Sculptures in various materials such as glass, plastic, bronze, wood, ceramic, wax, terracotta, and marble that suggest or show different body parts; casts of plants or organic forms believed to come from nature; a series of eighty-three etchings of barbaric scenes of violence that feel uncannily current today. The exhibition Like A Prayer presents works by Swedish and international artists from the Magasin III collection, alongside a group of Etruscan votive offerings from the Museum of Mediterranean and Near Eastern Antiquities in Stockholm.

We believe that the artworks shown are both fragile and forceful investigations of highly personal or collective experiences and memories. We are well aware that each one has been wrought in a context that may lie entirely outside the exhibition’s main theme. However, our own disquiet about the world around us has influenced our perception when selecting pieces from the Magasin III collection. In some cases we noticed that works are direct interpretations of real life situations. Others seem able to give physical form to abstract emotions evoked by current events when shown in this context.

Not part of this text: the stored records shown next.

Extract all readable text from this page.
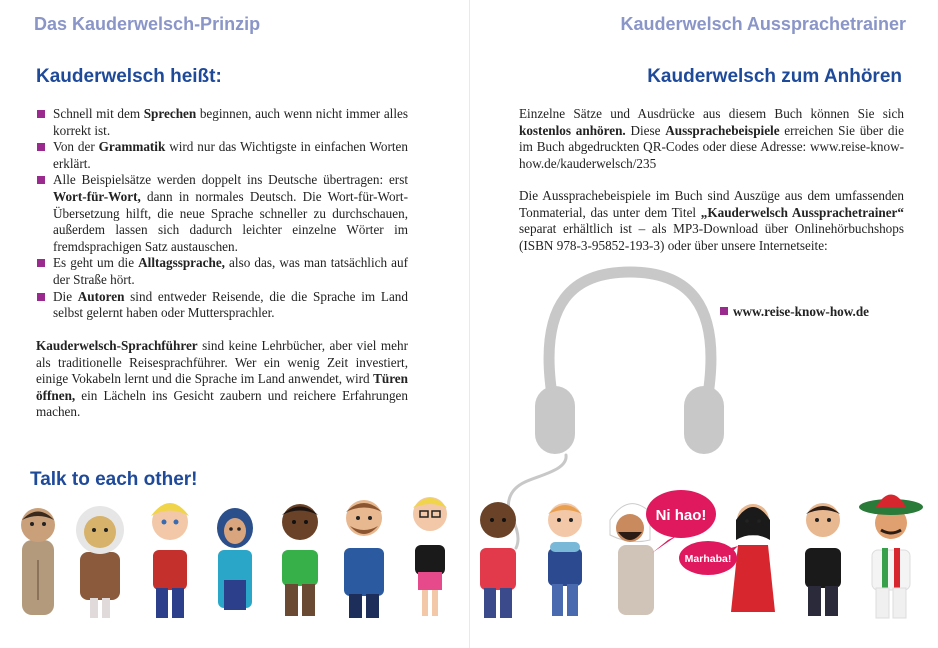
Das Kauderwelsch-Prinzip
Kauderwelsch heißt:
Schnell mit dem Sprechen beginnen, auch wenn nicht immer alles korrekt ist.
Von der Grammatik wird nur das Wichtigste in einfachen Worten erklärt.
Alle Beispielsätze werden doppelt ins Deutsche übertragen: erst Wort-für-Wort, dann in normales Deutsch. Die Wort-für-Wort-Übersetzung hilft, die neue Sprache schneller zu durchschauen, außerdem lassen sich dadurch leichter einzelne Wörter im fremdsprachigen Satz austauschen.
Es geht um die Alltagssprache, also das, was man tatsächlich auf der Straße hört.
Die Autoren sind entweder Reisende, die die Sprache im Land selbst gelernt haben oder Muttersprachler.
Kauderwelsch-Sprachführer sind keine Lehrbücher, aber viel mehr als traditionelle Reisesprachführer. Wer ein wenig Zeit investiert, einige Vokabeln lernt und die Sprache im Land anwendet, wird Türen öffnen, ein Lächeln ins Gesicht zaubern und reichere Erfahrungen machen.
Kauderwelsch Aussprachetrainer
Kauderwelsch zum Anhören
Einzelne Sätze und Ausdrücke aus diesem Buch können Sie sich kostenlos anhören. Diese Aussprachebeispiele erreichen Sie über die im Buch abgedruckten QR-Codes oder diese Adresse: www.reise-know-how.de/kauderwelsch/235
Die Aussprachebeispiele im Buch sind Auszüge aus dem umfassenden Tonmaterial, das unter dem Titel „Kauderwelsch Aussprachetrainer“ separat erhältlich ist – als MP3-Download über Onlinehörbuchshops (ISBN 978-3-95852-193-3) oder über unsere Internetseite:
www.reise-know-how.de
Talk to each other!
Ni hao!
Marhaba!
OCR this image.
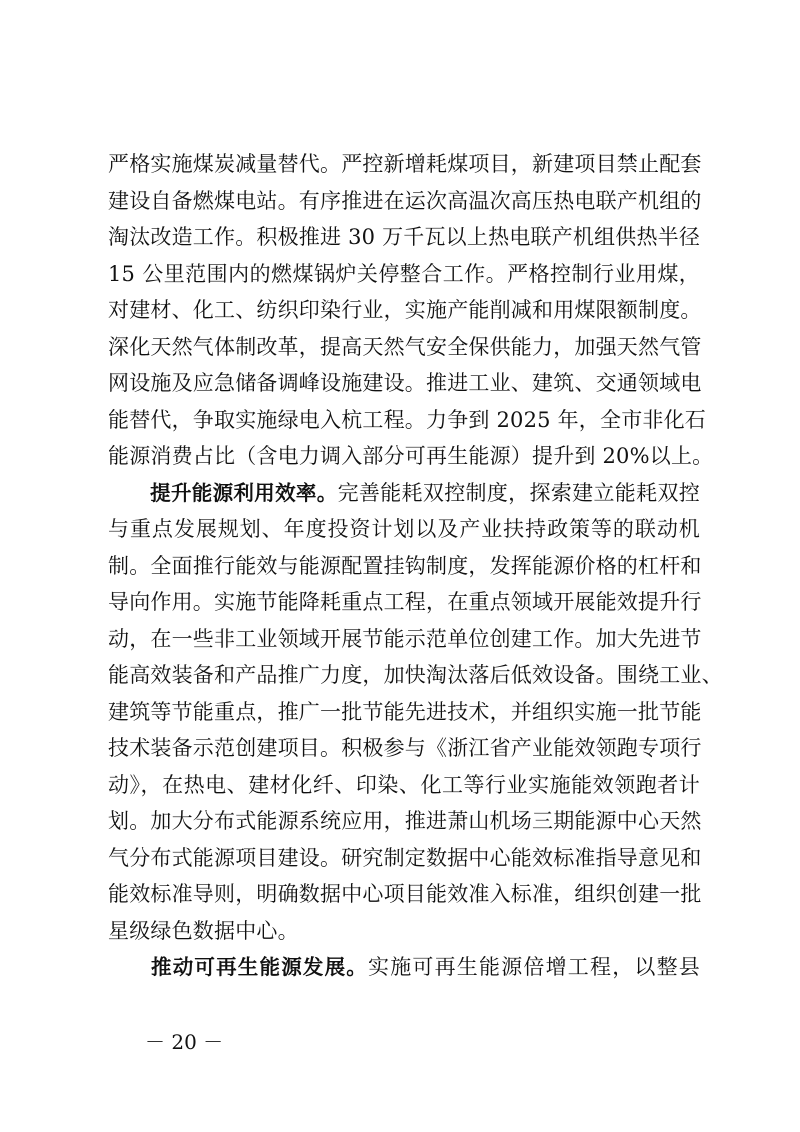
严格实施煤炭减量替代。严控新增耗煤项目，新建项目禁止配套
建设自备燃煤电站。有序推进在运次高温次高压热电联产机组的
淘汰改造工作。积极推进 30 万千瓦以上热电联产机组供热半径
15 公里范围内的燃煤锅炉关停整合工作。严格控制行业用煤，
对建材、化工、纺织印染行业，实施产能削减和用煤限额制度。
深化天然气体制改革，提高天然气安全保供能力，加强天然气管
网设施及应急储备调峰设施建设。推进工业、建筑、交通领域电
能替代，争取实施绿电入杭工程。力争到 2025 年，全市非化石
能源消费占比（含电力调入部分可再生能源）提升到 20%以上。
提升能源利用效率。完善能耗双控制度，探索建立能耗双控
与重点发展规划、年度投资计划以及产业扶持政策等的联动机
制。全面推行能效与能源配置挂钩制度，发挥能源价格的杠杆和
导向作用。实施节能降耗重点工程，在重点领域开展能效提升行
动，在一些非工业领域开展节能示范单位创建工作。加大先进节
能高效装备和产品推广力度，加快淘汰落后低效设备。围绕工业、
建筑等节能重点，推广一批节能先进技术，并组织实施一批节能
技术装备示范创建项目。积极参与《浙江省产业能效领跑专项行
动》，在热电、建材化纤、印染、化工等行业实施能效领跑者计
划。加大分布式能源系统应用，推进萧山机场三期能源中心天然
气分布式能源项目建设。研究制定数据中心能效标准指导意见和
能效标准导则，明确数据中心项目能效准入标准，组织创建一批
星级绿色数据中心。
推动可再生能源发展。实施可再生能源倍增工程，以整县
－ 20 －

The twenty-five Etruscan votive offerings in terracotta from around 200 BCE, on loan from the Museum of Mediterranean and Near Eastern Antiquities’ collection, all represent human body parts. These objects offered to the deities in the hope of receiving help for some infirmity or in gratitude after recovery. The intent associated with these offerings remind us how humans search for consolation in times of uncertainty in order not to give up hope. Our intention with this exhibition is to offer a poetic interpretation of moments of crisis in which objects—both antique and contemporary—can be seen as a kind of prayer.